Episode Details
Back to EpisodesLet them eat "Jerky"?
Description
A cheerful sip, a sharp turn. We start with the “record-breaking” Super Bowl halftime claim and walk through the minute-by-minute data that shows a steep drop instead of a surge—an instant case study in how press lines outrun the truth. That becomes our throughline: stop chasing slogans, start reading the receipts.
From there we dig into the Epstein files and the hard reality that some “survivors” also recruited minors. It’s not a comfortable segment, but accountability rarely is. We call out the way media frames tragedy—like the Canadian school shooting—by identity before facts, and why that reflex maps to broader polarization. Then we sprint through a week of claimed wins: Dow at 50,000, falling murder rates, near-zero border crossings, lower rents, and the EPA endangerment rollback pitched as the biggest deregulatory move in U.S. history. Love it or hate it, we connect those levers to daily life—vehicle costs, mortgages, and neighborhood safety—so you can judge trade-offs, not talking points.
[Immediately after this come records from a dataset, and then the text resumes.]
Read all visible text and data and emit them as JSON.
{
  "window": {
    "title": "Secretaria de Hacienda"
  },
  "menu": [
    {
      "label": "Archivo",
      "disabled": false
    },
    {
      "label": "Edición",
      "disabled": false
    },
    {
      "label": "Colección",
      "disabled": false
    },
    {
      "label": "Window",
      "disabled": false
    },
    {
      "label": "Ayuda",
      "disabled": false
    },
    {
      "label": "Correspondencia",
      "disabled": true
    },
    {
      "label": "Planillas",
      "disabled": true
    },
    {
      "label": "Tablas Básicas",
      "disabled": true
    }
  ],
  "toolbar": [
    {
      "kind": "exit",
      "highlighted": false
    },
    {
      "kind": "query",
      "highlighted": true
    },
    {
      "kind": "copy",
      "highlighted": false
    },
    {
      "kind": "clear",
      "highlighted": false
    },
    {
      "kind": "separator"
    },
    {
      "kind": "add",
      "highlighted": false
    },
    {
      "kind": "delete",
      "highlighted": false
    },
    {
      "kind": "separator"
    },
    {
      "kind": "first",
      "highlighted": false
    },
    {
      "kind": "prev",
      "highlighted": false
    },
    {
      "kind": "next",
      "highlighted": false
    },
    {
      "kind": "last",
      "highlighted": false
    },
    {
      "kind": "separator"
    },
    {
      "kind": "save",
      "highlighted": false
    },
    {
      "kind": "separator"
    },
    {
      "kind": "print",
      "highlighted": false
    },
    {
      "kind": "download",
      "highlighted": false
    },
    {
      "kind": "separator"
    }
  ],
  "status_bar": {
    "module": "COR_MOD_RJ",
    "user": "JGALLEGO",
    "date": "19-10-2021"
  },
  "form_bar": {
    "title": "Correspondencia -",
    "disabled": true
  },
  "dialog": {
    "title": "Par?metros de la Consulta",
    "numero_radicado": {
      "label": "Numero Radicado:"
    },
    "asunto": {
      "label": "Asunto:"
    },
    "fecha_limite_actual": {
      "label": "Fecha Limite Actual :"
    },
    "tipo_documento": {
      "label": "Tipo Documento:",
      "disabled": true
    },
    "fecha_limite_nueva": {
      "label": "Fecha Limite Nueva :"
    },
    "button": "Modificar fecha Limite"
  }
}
Power shifts abroad and back home. Treasury’s Scott Bessent describes maximum financial pressure on Iran, while stateside we examine cartels, a sudden El Paso airspace freeze near Fort Bliss, and what “boots on the ground” prep really looks like. On elections, we trace Smartmatic’s supply chain risks, argue for paper-backed audits, and lay out why a stalled SAVE Act could force national security routes to protect vote integrity. That case hardens with the Fulton County affidavit: missing SHA hashes, shuffled memory cards, and protective counters that don’t match. We’re not re-litigating results; we’re showing where the process broke and why trust collapses when verifiable controls vanish.
We keep it local too: a school walkout chaperoned under “safety,” a sheriff who can’t name his branch of government, and a resident publicly detailing cannabis-permit pay-to-play. The pattern is familiar—institutions follow incentives—so the remedy is practical: identity verification, periodic recertification, independent audits, and citizens who document, show up, and refuse to be gaslit. We close with culture: tech’s chilling effect on dating and fertility, a data-backed rethink of “redlining” as class risk instead of racial design, and a playful rumor about a Trump bid for the Seahawks that would flip Pacific Northwest sports culture on its head.